Employee experience becomes increasingly the focus of employees. What are employees looking for in their employers and how to meet their needs to retain talent?
New year. New decade. Ever-growing interconnected digital world defined by auto-reply systems, chatbots, atomisation, digitalisation, data and an increasing number of software, that companies use to manage their business and workforce. The result? Brands are at the risk of losing personal touch, and thus not differentiating on service, drowning amongst the growing number of businesses worldwide. The same risk applies to employer brands, who increasingly struggle to retain their best talent and provide positive employee experience.
And as the western culture became more individual over the past few decades, the disposable consumeristic culture has not only affected the shopping habits, values and personal relationships but also the employee loyalty. We all know that job-hopping is common these days and people are expected to change their career 5-7 times across their working life.
Therefore, HR leaders and successful entrepreneurs are realising that the future of work is bringing 'human' back to HR and providing positive employee experience. This year many experts have touched upon trends such as being kind and moving from people analytics to analytics for people.
A post by Gil Cohen caught my attention, who highlighted that companies should stop referring to their employees as ‘assets’, ‘resources’ and ‘capital’. Very accurately, he states that words do matter and;
"Language is key to how culture is reflected.”
Similarly, when I started business school 5 years ago, I was advised to think of myself as a 'product' to successfully kick off my career and differentiate myself from the competition of young hungry job hunters. And following the idea of Cohen, today I am supposed to be (referred to as) an asset or a resource. Objectification at its best, isn't it?
Luckily, emotions are no longer seen as an unwanted aspect of human nature but a catalyst of creativity ideas, motivation and most importantly commitment.
Over the holidays I engaged in many inspiring conversations with my friends about their careers, future and what they want from their professional lives. Some of them were energised and empowered by old and new jobs with challenging tasks and progressive managers. Some were frustrated by lack of support, responsibility and most importantly lack of purpose. And most were on a search of added value, opportunities to learn and develop, as well as hoping to find a sense of belonging.
Therefore, I have decided to repurpose the wonderful article of Amy Czuchlewski “How to have a Personal Touch in a Digital Ecosystems” from customer experience to modern workplace in 2020 with 5 essential tips for employers to retain their best talent and create culture of commitment and respect:
Contract and remote working has become a standard in the 21st century. Therefore, it is vital to implement sufficient digital channels to manage and engage your workers. Internal and external communication channels, HRIS software as well as performance management software are key to success.
Make sure you clearly communicate your expectations to your employees, help them set clear goals and align them to the company objectives. Providing them with ongoing feedback, recognising and rewarding their efforts will keep them engaged and ongoing conversations will help you evaluate their productivity and achievements.
It can be scary to share information with your staff. However, it is the only way you will enable them to reach their full potential and develop creative and innovative solutions. Furthermore, it is vital for success of a business to share the vision of your company with your workforce and getting everyone onboard with it.
You should also regularly conduct (and evaluate!) engagement surveys and listen to your employees and implement their ideas. It will not only help your business grow but it will also help you to create collaborative and inclusive culture in your business.
Effective onboarding process is a sufficient way to prevent negative engagement from the day one. Providing your potential hires with information and answering their queries between accepting the job and starting their new position will help you minimize the chances you will get ghosted. Providing support and training during the orientation period will help your employees settle to their new role quicker and regular check-ins will help you identify any potential issues in a timely manner. Therfore, developing a onboarding process and getting your HR team as well as management onboard is vital.
Help your employees to integrate their work and personal life. It is unrealistic to expect your employees to leave the rest of their lives behind the door when they enter the office. What is it they really value? Provide your employees with opportunities to develop not only skills but also relationships in the office and get to know each other.
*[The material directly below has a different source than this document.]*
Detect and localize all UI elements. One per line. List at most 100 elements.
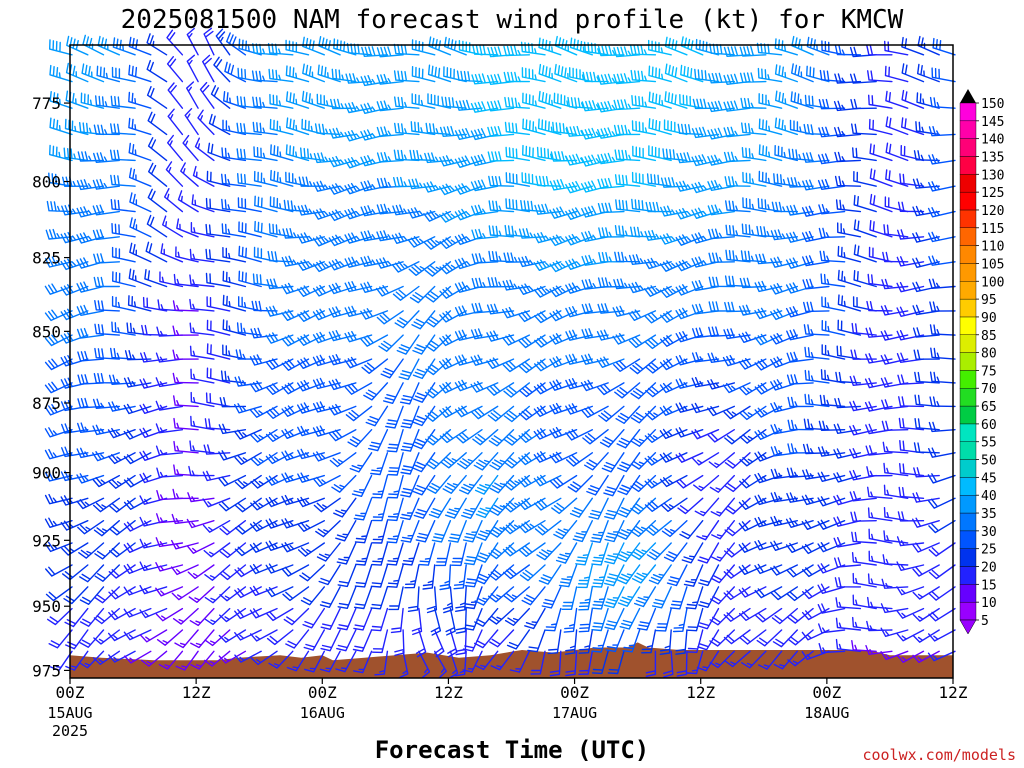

Encourage the management to have honest and open conversations with their reports and provide training to your employees to encourage their development. Additionally, ask yourself a question what extra activities and initiatives can you introduce to enhance the employee engagement in your organisation?
Coaching and mentoring is becoming increasingly important in a modern work environment. One on one meetings, ongoing self-evaluation and performance reviews are a key. In case your management, or you, have to reschedule a meeting or cancel it always communicate why to the employee and make sure to reschedule. Not providing your employees with feedback and not recognizing their needs and efforts is a quick way to lose your best talent.
To sum up, you should really focus on creating positive employee experience on a day to day basis. Improving the employees' experience should be marked as important or very important for you as an employer brand. As mentioned before, human resources, company culture and engagement and performance management are the areas to focus on. Good luck!